Um dos jogadores mais impertinentes pensou no assunto. O que acontecia á bola se encontrasse um obstáculo? Puff, explode, desintegra-se, desmancha-se. Certo?

«No, if you build it big enough it will go through it[1]

O único azar: o obstáculo chamava-se Alex Ferguson. Um Manchester United que tinha recuperado Cantona do infeliz lance em Selhurst Park e que ganha 12 das últimas 14 jornadas – entre Março e Abril, o l’enfant terrible decide cinco vitórias pela margem mínima.

«It was demoralising,» dizia certo dia Robert Lee, o último a marcar em Wembley antes de Dan Burn, em declarações reproduzidas pelo Independent. “We’d come in every week, and hear they’d won: 1-0, Cantona. Hadn’t played that well, 1-0, Cantona. For me, Schmeichel and Cantona won the title really. It was relentless.
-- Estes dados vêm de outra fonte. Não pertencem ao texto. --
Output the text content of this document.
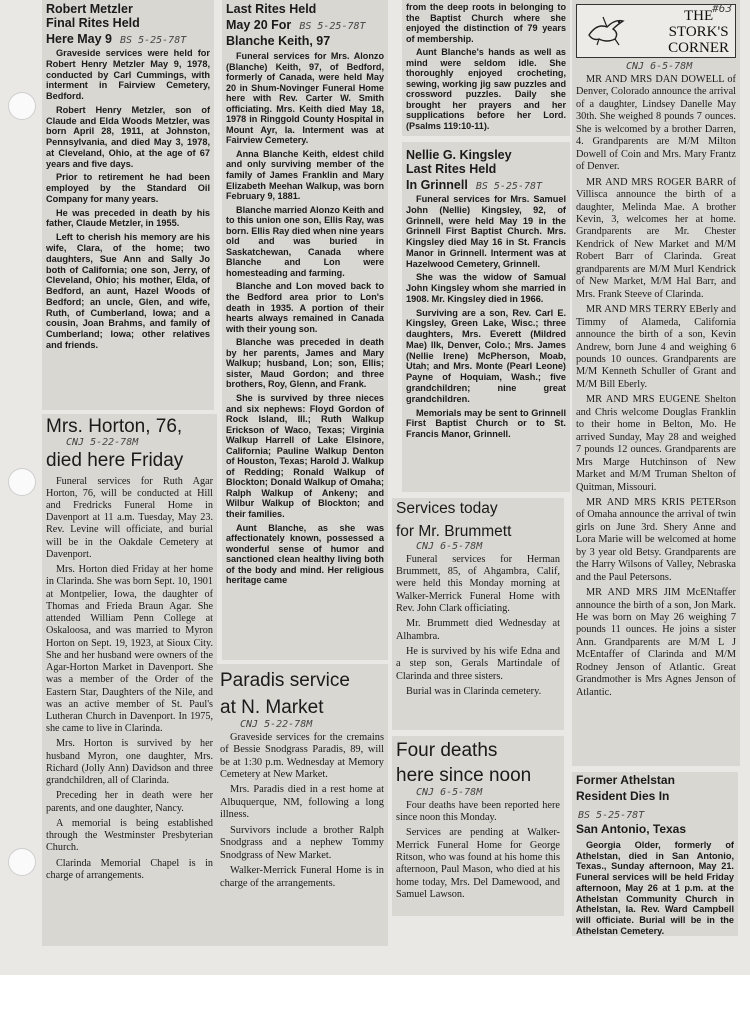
Robert Metzler
Final Rites Held
Here May 9 BS 5-25-78T

Graveside services were held for Robert Henry Metzler May 9, 1978, conducted by Carl Cummings, with interment in Fairview Cemetery, Bedford.

Robert Henry Metzler, son of Claude and Elda Woods Metzler, was born April 28, 1911, at Johnston, Pennsylvania, and died May 3, 1978, at Cleveland, Ohio, at the age of 67 years and five days.

Prior to retirement he had been employed by the Standard Oil Company for many years.

He was preceded in death by his father, Claude Metzler, in 1955.

Left to cherish his memory are his wife, Clara, of the home; two daughters, Sue Ann and Sally Jo both of California; one son, Jerry, of Cleveland, Ohio; his mother, Elda, of Bedford, an aunt, Hazel Woods of Bedford; an uncle, Glen, and wife, Ruth, of Cumberland, Iowa; and a cousin, Joan Brahms, and family of Cumberland; Iowa; other relatives and friends.

Mrs. Horton, 76,
CNJ 5-22-78M
died here Friday

Funeral services for Ruth Agar Horton, 76, will be conducted at Hill and Fredricks Funeral Home in Davenport at 11 a.m. Tuesday, May 23. Rev. Levine will officiate, and burial will be in the Oakdale Cemetery at Davenport.

Mrs. Horton died Friday at her home in Clarinda. She was born Sept. 10, 1901 at Montpelier, Iowa, the daughter of Thomas and Frieda Braun Agar. She attended William Penn College at Oskaloosa, and was married to Myron Horton on Sept. 19, 1923, at Sioux City. She and her husband were owners of the Agar-Horton Market in Davenport. She was a member of the Order of the Eastern Star, Daughters of the Nile, and was an active member of St. Paul's Lutheran Church in Davenport. In 1975, she came to live in Clarinda.

Mrs. Horton is survived by her husband Myron, one daughter, Mrs. Richard (Jolly Ann) Davidson and three grandchildren, all of Clarinda.

Preceding her in death were her parents, and one daughter, Nancy.

A memorial is being established through the Westminster Presbyterian Church.

Clarinda Memorial Chapel is in charge of arrangements.

Last Rites Held
May 20 For BS 5-25-78T
Blanche Keith, 97

Funeral services for Mrs. Alonzo (Blanche) Keith, 97, of Bedford, formerly of Canada, were held May 20 in Shum-Novinger Funeral Home here with Rev. Carter W. Smith officiating. Mrs. Keith died May 18, 1978 in Ringgold County Hospital in Mount Ayr, Ia. Interment was at Fairview Cemetery.

Anna Blanche Keith, eldest child and only surviving member of the family of James Franklin and Mary Elizabeth Meehan Walkup, was born February 9, 1881.

Blanche married Alonzo Keith and to this union one son, Ellis Ray, was born. Ellis Ray died when nine years old and was buried in Saskatchewan, Canada where Blanche and Lon were homesteading and farming.

Blanche and Lon moved back to the Bedford area prior to Lon's death in 1935. A portion of their hearts always remained in Canada with their young son.

Blanche was preceded in death by her parents, James and Mary Walkup; husband, Lon; son, Ellis; sister, Maud Gordon; and three brothers, Roy, Glenn, and Frank.

She is survived by three nieces and six nephews: Floyd Gordon of Rock Island, Ill.; Ruth Walkup Erickson of Waco, Texas; Virginia Walkup Harrell of Lake Elsinore, California; Pauline Walkup Denton of Houston, Texas; Harold J. Walkup of Redding; Ronald Walkup of Blockton; Donald Walkup of Omaha; Ralph Walkup of Ankeny; and Wilbur Walkup of Blockton; and their families.

Aunt Blanche, as she was affectionately known, possessed a wonderful sense of humor and sanctioned clean healthy living both of the body and mind. Her religious heritage came

Paradis service
at N. Market
CNJ 5-22-78M

Graveside services for the cremains of Bessie Snodgrass Paradis, 89, will be at 1:30 p.m. Wednesday at Memory Cemetery at New Market.

Mrs. Paradis died in a rest home at Albuquerque, NM, following a long illness.

Survivors include a brother Ralph Snodgrass and a nephew Tommy Snodgrass of New Market.

Walker-Merrick Funeral Home is in charge of the arrangements.

from the deep roots in belonging to the Baptist Church where she enjoyed the distinction of 79 years of membership.

Aunt Blanche's hands as well as mind were seldom idle. She thoroughly enjoyed crocheting, sewing, working jig saw puzzles and crossword puzzles. Daily she brought her prayers and her supplications before her Lord. (Psalms 119:10-11).

Nellie G. Kingsley
Last Rites Held
In Grinnell BS 5-25-78T

Funeral services for Mrs. Samuel John (Nellie) Kingsley, 92, of Grinnell, were held May 19 in the Grinnell First Baptist Church. Mrs. Kingsley died May 16 in St. Francis Manor in Grinnell. Interment was at Hazelwood Cemetery, Grinnell.

She was the widow of Samual John Kingsley whom she married in 1908. Mr. Kingsley died in 1966.

Surviving are a son, Rev. Carl E. Kingsley, Green Lake, Wisc.; three daughters, Mrs. Everett (Mildred Mae) Ilk, Denver, Colo.; Mrs. James (Nellie Irene) McPherson, Moab, Utah; and Mrs. Monte (Pearl Leone) Payne of Hoquiam, Wash.; five grandchildren; nine great grandchildren.

Memorials may be sent to Grinnell First Baptist Church or to St. Francis Manor, Grinnell.

Services today
for Mr. Brummett
CNJ 6-5-78M

Funeral services for Herman Brummett, 85, of Ahgambra, Calif, were held this Monday morning at Walker-Merrick Funeral Home with Rev. John Clark officiating.

Mr. Brummett died Wednesday at Alhambra.

He is survived by his wife Edna and a step son, Gerals Martindale of Clarinda and three sisters.

Burial was in Clarinda cemetery.

Four deaths
here since noon
CNJ 6-5-78M

Four deaths have been reported here since noon this Monday.

Services are pending at Walker-Merrick Funeral Home for George Ritson, who was found at his home this afternoon, Paul Mason, who died at his home today, Mrs. Del Damewood, and Samuel Lawson.

THE
STORK'S
CORNER
#63
CNJ 6-5-78M

MR AND MRS DAN DOWELL of Denver, Colorado announce the arrival of a daughter, Lindsey Danelle May 30th. She weighed 8 pounds 7 ounces. She is welcomed by a brother Darren, 4. Grandparents are M/M Milton Dowell of Coin and Mrs. Mary Frantz of Denver.

MR AND MRS ROGER BARR of Villisca announce the birth of a daughter, Melinda Mae. A brother Kevin, 3, welcomes her at home. Grandparents are Mr. Chester Kendrick of New Market and M/M Robert Barr of Clarinda. Great grandparents are M/M Murl Kendrick of New Market, M/M Hal Barr, and Mrs. Frank Steeve of Clarinda.

MR AND MRS TERRY EBerly and Timmy of Alameda, California announce the birth of a son, Kevin Andrew, born June 4 and weighing 6 pounds 10 ounces. Grandparents are M/M Kenneth Schuller of Grant and M/M Bill Eberly.

MR AND MRS EUGENE Shelton and Chris welcome Douglas Franklin to their home in Belton, Mo. He arrived Sunday, May 28 and weighed 7 pounds 12 ounces. Grandparents are Mrs Marge Hutchinson of New Market and M/M Truman Shelton of Quitman, Missouri.

MR AND MRS KRIS PETERson of Omaha announce the arrival of twin girls on June 3rd. Shery Anne and Lora Marie will be welcomed at home by 3 year old Betsy. Grandparents are the Harry Wilsons of Valley, Nebraska and the Paul Petersons.

MR AND MRS JIM McENtaffer announce the birth of a son, Jon Mark. He was born on May 26 weighing 7 pounds 11 ounces. He joins a sister Ann. Grandparents are M/M L J McEntaffer of Clarinda and M/M Rodney Jenson of Atlantic. Great Grandmother is Mrs Agnes Jenson of Atlantic.

Former Athelstan
Resident Dies In BS 5-25-78T
San Antonio, Texas

Georgia Older, formerly of Athelstan, died in San Antonio, Texas., Sunday afternoon, May 21. Funeral services will be held Friday afternoon, May 26 at 1 p.m. at the Athelstan Community Church in Athelstan, Ia. Rev. Ward Campbell will officiate. Burial will be in the Athelstan Cemetery.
O Newcastle viveria anos de quase. 1995/96, segundo lugar. Ano seguinte, outra vez o primeiro dos últimos face a Ferguson. Já sem Keegan ao comando, o pé frio continuaria na Taça, com duas finais perdidas em 1997 e 1998.

Na entrada para o novo milénio, entraria Sir Bobby Robson para recomeçar outra fase de quase, cheia de histórias bonitas mas nunca totalmente gloriosas – dois top4, um quinto lugar e uma meritória campanha na Champions League, onde se tornou na primeira equipa de sempre a qualificar-se da fase de grupo perdendo os três primeiros jogos (a Atalanta de Gasperini igualaria o recorde um pouco depois). Mas uma triste sequência de má gestão comunicacional e desencontros entre o sábio inglês e a direcção, encabeçada por Freddy Shepherd, ditaram a separação e o consequente fim dum Newcastle de elite, simulado temporariamente por Alan Pardew no principio da década passada. A entrada do PIF em jogo deixava antever uma nova tentativa de glória suprema na ponte sobre o Tyne, a Pons Aelius na muralha que Adriano mandou construir um dia.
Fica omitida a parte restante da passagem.